La méthode finale fut donc la suivante :
  • Après que le programme P63 soit lancé mais avant l'allumage, placer MODREG sur 71 ;
  • A l'allumage du moteur, compter 26" avec un chronomètre ;
  • Pousser le moteur à 100% ;
  • Mettre ZOOMFLAG à 1 ;
  • Mettre LETABRT à 0;
  • Remettre 63 dans MODREG.
Pour cela, les astronautes ont utilisé le DSKY (clavier de l'AGC) , dont l'interface basique reposait sur la notion de VERB (action) et de NOUN (objet) ainsi VERB 01 permet d'afficher une donnée, NOUN 01 indique que c'est une adresse en mémoire qui est demandée, alors que NOUN 35 indique que l'on veut lire l'horloge.

La séquence ci-dessus est donc la suivante :
  • VERB 21 NOUN 01 ENTER 1010 ENTER 107 ENTER (1010 est l'adresse de MODREG, 107 = 71 en octal)
  • Démarrage et poussée
  • VERB 25 NOUN 7 ENTER 101 ENTER 200 ENTER, 1 ENTER (101 est l'adresse du mot contenant ZOOMFLAG, 200 le masque octal, 1 la valeur finale)
  • VERB 25 NOUN 7 ENTER 105 ENTER 400 ENTER, 0 ENTER (105 est l'adresse du mot contenant LETABRT, 400 le masque octal, 0 la valeur finale)
  • VERB 21 NOUN 01 ENTER 1010 ENTER 77 ENTER (remise dans MODREG de 77 = 63 en octal)




Pour remettre en place le flag LETABRT en cas d'abandon réel demandé, il suffisait donc de rentrer VERB 25 NOUN 7 ENTER 105 ENTER 400 ENTER, 1 ENTER. Cela peut prendre quelques secondes, ce qui peut suffire à tuer les astronautes en cas d'abandon très près de la lune, mais cela a été jugé comme étant un risque acceptable.

Tout se passa comme prévu, et Alan Shepard put finalement aller taper quelques balles de golf sur la lune ("Miles and miles ...").

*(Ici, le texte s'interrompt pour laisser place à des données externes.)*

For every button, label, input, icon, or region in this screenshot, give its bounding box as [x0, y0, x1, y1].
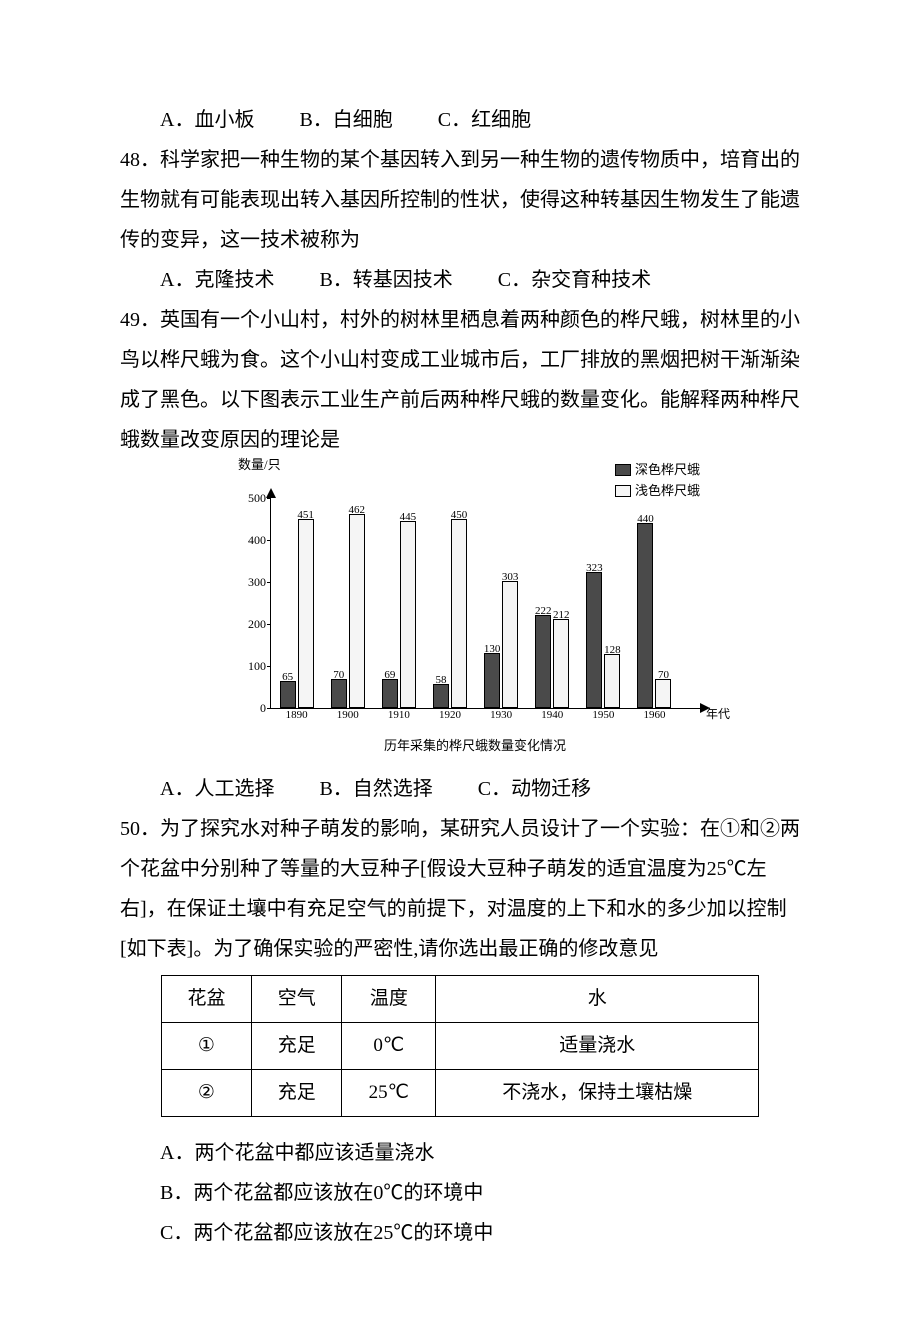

Le fait que les astronautes puissent écraser n'importe quelle valeur dans l'AGC n'était pas forcément connu, et cela a d'ailleurs posé problème lors du retour d'Apollo 11 quand Michael Collins, en oubliant de taper un NOUN a écrasé (temporairement) les valeurs envoyés par la plate-forme inertielle (descendre à 158:20:40).

Je ne suis pas sûr du tout qu'aujourd'hui un contournement serait aussi facile à implémenter sur un système d'exploitation moderne (et donc plus sécurisé) et des programmes utilisant des langages de haut niveau.

L'exploration des logiciels d'Apollo et leur simulation est en tout cas passionnante, notamment parce qu'elle montre comment programmer dans un environnement restreint, et il faut remercier les tarés qui ont scanné le code source et l'ont sauvé de l'oubli.